Environmentalist, Natural Resource Manager and Paediatrician

Written by Judy Lambert (edited from blogs prepared by Jane Elix), Australian National University

Judy Henderson was born in 1945 and raised on a dairy farm near Bellingen New South Wales. An Elder in the Presbyterian church, her father died when Judy was eight. However, Judy's extended family buffered this early loss. Throughout school and into university where she studied medicine, Judy was more at ease exploring the natural environment than in social situations. She volunteered at the Redfern Aboriginal Medical Centre and then worked with Aboriginal children whilst undertaking paediatric training in Perth. It is largely to Save the Children nurse and co-worker Margaret Clements and her husband that she attributes her early understanding of social justice. Judy spent three months working in a hospital in Nepal before going to Canada to work as a paediatrician. After a year she returned to Nepal, working in Kathmandu and remote areas where she encountered extreme poverty.

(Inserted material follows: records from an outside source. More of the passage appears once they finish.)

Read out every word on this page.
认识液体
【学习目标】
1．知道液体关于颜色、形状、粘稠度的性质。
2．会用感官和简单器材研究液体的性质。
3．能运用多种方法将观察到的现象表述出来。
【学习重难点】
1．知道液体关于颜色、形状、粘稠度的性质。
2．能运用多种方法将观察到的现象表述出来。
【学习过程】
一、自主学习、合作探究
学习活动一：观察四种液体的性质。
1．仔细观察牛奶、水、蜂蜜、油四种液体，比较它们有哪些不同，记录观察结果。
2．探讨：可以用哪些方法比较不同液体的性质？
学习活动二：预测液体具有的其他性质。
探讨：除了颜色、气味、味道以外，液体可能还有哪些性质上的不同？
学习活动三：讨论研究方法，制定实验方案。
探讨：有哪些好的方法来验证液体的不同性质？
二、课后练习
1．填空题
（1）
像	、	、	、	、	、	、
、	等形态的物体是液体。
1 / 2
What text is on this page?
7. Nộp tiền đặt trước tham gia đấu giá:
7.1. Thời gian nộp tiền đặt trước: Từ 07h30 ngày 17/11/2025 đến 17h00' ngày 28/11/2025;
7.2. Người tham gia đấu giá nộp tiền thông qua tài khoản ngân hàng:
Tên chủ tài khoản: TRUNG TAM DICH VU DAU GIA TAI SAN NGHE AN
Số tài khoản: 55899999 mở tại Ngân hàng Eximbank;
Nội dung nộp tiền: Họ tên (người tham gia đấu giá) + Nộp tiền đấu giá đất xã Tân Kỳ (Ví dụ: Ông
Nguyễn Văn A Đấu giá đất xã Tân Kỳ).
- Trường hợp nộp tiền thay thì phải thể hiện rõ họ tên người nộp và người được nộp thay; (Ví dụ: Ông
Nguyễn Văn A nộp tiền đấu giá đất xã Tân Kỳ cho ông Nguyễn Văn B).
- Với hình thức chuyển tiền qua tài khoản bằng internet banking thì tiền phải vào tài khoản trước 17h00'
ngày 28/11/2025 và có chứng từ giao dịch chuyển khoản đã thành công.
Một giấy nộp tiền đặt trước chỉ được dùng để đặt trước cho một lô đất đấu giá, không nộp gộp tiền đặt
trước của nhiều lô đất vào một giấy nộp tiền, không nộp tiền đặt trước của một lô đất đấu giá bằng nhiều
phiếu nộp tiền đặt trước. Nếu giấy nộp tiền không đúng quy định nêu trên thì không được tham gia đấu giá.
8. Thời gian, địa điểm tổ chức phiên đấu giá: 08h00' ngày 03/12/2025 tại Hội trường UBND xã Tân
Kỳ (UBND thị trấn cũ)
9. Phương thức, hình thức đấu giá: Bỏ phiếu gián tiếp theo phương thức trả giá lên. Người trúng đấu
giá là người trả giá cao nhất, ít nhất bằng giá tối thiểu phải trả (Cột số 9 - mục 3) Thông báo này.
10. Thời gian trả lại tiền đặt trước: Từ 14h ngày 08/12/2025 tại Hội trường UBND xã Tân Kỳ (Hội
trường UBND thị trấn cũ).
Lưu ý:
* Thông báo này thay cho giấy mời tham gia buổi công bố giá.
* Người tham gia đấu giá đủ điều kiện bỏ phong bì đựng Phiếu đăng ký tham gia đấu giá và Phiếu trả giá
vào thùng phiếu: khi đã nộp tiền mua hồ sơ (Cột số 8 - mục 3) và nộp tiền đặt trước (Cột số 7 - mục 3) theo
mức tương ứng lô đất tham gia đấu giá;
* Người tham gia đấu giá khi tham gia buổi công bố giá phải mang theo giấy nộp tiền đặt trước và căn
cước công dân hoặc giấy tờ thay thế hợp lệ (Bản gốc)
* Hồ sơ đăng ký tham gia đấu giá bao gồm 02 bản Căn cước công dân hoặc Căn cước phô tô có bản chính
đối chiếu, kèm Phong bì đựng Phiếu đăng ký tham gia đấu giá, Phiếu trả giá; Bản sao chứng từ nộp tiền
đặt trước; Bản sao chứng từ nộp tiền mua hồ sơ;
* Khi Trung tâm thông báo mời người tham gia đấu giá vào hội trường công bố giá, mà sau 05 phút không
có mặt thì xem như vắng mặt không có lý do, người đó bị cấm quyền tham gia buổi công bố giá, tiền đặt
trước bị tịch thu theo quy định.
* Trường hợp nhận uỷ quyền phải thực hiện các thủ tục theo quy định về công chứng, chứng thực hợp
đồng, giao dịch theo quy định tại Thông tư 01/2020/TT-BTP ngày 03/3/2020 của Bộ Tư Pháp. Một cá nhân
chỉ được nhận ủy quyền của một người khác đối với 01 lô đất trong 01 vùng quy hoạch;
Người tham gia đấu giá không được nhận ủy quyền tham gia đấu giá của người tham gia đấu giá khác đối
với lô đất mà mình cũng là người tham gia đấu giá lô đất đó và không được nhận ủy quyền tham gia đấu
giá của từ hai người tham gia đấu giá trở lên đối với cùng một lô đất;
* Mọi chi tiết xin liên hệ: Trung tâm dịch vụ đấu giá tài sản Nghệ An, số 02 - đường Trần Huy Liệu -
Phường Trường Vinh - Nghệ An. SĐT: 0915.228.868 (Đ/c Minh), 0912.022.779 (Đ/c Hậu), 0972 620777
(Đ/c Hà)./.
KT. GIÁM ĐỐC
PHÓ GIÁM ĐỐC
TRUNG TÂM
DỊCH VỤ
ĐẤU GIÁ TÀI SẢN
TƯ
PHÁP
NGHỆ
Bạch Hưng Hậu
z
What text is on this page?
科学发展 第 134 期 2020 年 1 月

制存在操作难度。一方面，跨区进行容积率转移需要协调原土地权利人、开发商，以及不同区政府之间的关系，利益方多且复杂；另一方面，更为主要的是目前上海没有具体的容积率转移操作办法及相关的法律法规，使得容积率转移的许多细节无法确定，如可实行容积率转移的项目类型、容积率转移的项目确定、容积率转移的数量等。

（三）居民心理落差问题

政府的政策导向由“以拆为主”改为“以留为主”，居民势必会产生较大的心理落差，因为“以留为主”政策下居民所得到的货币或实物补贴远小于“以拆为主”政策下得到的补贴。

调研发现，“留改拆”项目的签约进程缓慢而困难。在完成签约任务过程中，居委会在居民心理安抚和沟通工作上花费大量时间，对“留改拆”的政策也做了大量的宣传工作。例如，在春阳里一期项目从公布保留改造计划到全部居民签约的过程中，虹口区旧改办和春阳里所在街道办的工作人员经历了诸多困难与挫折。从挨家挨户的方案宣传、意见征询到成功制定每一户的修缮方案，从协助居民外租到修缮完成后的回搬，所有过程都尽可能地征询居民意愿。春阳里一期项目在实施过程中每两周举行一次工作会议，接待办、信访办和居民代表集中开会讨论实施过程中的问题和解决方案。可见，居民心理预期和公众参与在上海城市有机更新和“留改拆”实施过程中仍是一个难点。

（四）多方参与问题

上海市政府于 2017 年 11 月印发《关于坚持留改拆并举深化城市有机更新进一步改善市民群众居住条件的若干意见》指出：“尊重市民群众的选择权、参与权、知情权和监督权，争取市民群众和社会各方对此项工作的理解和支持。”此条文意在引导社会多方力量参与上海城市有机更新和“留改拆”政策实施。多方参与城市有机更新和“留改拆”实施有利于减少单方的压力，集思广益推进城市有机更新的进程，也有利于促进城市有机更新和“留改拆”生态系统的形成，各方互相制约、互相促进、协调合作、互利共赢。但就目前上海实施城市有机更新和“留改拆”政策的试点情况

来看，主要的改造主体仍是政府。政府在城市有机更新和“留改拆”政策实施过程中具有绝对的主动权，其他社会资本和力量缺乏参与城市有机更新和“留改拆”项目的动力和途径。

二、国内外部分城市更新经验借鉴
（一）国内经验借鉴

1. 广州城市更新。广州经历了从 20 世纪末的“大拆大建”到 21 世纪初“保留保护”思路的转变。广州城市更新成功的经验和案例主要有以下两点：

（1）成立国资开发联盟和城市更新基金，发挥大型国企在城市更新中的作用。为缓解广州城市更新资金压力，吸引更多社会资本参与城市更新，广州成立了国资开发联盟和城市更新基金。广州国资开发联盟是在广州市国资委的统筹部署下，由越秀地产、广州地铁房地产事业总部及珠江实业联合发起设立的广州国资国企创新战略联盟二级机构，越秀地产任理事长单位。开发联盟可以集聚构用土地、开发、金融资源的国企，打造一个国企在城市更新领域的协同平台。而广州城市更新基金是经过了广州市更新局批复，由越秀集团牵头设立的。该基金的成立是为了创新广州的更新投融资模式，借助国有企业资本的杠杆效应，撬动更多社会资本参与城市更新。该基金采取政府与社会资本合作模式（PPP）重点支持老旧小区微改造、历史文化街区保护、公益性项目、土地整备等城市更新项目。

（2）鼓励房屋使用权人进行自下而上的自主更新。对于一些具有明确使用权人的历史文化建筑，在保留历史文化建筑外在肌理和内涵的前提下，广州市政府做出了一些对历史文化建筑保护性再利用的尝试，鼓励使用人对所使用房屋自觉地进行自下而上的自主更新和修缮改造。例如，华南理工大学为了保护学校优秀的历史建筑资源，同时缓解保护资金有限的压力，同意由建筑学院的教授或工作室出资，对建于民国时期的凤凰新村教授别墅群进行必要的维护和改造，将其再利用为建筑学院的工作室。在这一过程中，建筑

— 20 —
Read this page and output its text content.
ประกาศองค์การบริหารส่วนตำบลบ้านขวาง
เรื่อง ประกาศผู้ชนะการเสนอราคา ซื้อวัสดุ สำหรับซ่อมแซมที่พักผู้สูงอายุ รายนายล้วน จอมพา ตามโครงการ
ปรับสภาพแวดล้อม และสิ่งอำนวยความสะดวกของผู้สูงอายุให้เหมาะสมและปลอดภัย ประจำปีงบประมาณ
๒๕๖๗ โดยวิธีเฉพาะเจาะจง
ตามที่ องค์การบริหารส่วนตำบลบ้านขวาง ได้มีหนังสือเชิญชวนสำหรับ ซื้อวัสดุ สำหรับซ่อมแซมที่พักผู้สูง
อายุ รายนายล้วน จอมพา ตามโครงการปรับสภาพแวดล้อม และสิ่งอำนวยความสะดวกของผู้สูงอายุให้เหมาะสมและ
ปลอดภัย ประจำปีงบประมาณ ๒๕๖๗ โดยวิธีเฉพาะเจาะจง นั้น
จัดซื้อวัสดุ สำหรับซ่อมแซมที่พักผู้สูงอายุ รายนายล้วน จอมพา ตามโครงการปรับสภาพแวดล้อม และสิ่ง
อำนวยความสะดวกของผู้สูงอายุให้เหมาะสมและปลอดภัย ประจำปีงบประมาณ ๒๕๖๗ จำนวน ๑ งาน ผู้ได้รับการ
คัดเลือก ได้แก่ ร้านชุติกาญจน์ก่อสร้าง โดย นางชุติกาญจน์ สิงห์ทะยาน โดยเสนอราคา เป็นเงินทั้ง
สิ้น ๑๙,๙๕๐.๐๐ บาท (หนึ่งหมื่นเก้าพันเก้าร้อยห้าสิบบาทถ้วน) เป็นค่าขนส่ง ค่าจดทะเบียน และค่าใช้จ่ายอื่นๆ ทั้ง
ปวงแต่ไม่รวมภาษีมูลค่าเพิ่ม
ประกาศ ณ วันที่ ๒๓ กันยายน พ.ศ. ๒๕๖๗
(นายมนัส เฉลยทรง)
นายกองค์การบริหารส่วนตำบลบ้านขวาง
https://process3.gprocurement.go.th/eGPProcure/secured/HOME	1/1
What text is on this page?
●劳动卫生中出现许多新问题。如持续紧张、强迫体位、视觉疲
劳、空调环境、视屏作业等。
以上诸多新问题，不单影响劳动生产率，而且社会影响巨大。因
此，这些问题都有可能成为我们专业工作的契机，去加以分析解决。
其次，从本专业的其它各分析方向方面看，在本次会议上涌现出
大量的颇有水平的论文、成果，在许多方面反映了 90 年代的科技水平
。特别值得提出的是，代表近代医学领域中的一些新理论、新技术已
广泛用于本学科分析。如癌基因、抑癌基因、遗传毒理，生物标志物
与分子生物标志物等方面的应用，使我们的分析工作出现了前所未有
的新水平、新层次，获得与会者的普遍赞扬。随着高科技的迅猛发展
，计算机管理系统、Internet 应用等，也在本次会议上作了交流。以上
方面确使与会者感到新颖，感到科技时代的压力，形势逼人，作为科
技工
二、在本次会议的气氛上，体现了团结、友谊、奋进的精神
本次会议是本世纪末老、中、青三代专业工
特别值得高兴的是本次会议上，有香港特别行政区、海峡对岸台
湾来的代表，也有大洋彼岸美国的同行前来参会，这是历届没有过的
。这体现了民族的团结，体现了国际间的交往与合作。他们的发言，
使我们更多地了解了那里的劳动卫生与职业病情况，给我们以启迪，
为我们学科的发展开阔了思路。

In 1985 Judy returned to Tasmania and joined the emerging like-minded community involved in the Franklin River campaign, led by her life-long friend Bob Brown. She became deeply involved in the environment movement, and in Community Aid Abroad (later Oxfam). Her first paid job in the environment movement was as Coordinator of the Australian Bush Heritage Fund, of which she and Bob Brown were founding Directors. In 1992, she was an NGO adviser to the Australian delegation to the Rio Earth Summit. Between 1995 and the early 2000s, she was appointed Chair of Oxfam International, a Board member of Greenpeace International, a Commissioner on the International Commission on Dams, and Chair of the Global Reporting Initiative.

In 2004, Judy's extensive governance experience saw her appointed the Chair of the Northern Rivers Catchment Management Authority, a position she held until 2011. Currently living in her ancestral home at Repton, She enjoys working within the local farming community. She has recently been appointed a member of the National Wildlife Corridors Plan Advisory Group and the Australian Landcare Council. Even though she doesn't like the word 'leadership', Judy provides some very meaningful insights about it. She attributes her leadership qualities to her interest in people and an ability to understand their behaviour - a quality she links to her medical training. Bringing people along with you, rather than forging ahead is crucial to Judy's leadership style. She sees women as being better at this than men, although she identifies some strong women who 'take on the male persona'. The former Irish Prime Minister Mary Robinson, for example, she describes as a 'fantastic leader' with superb listening skills and an ability to engage with others. Judy also identifies as influential leaders, local women who make a tremendous difference through their work on the ground.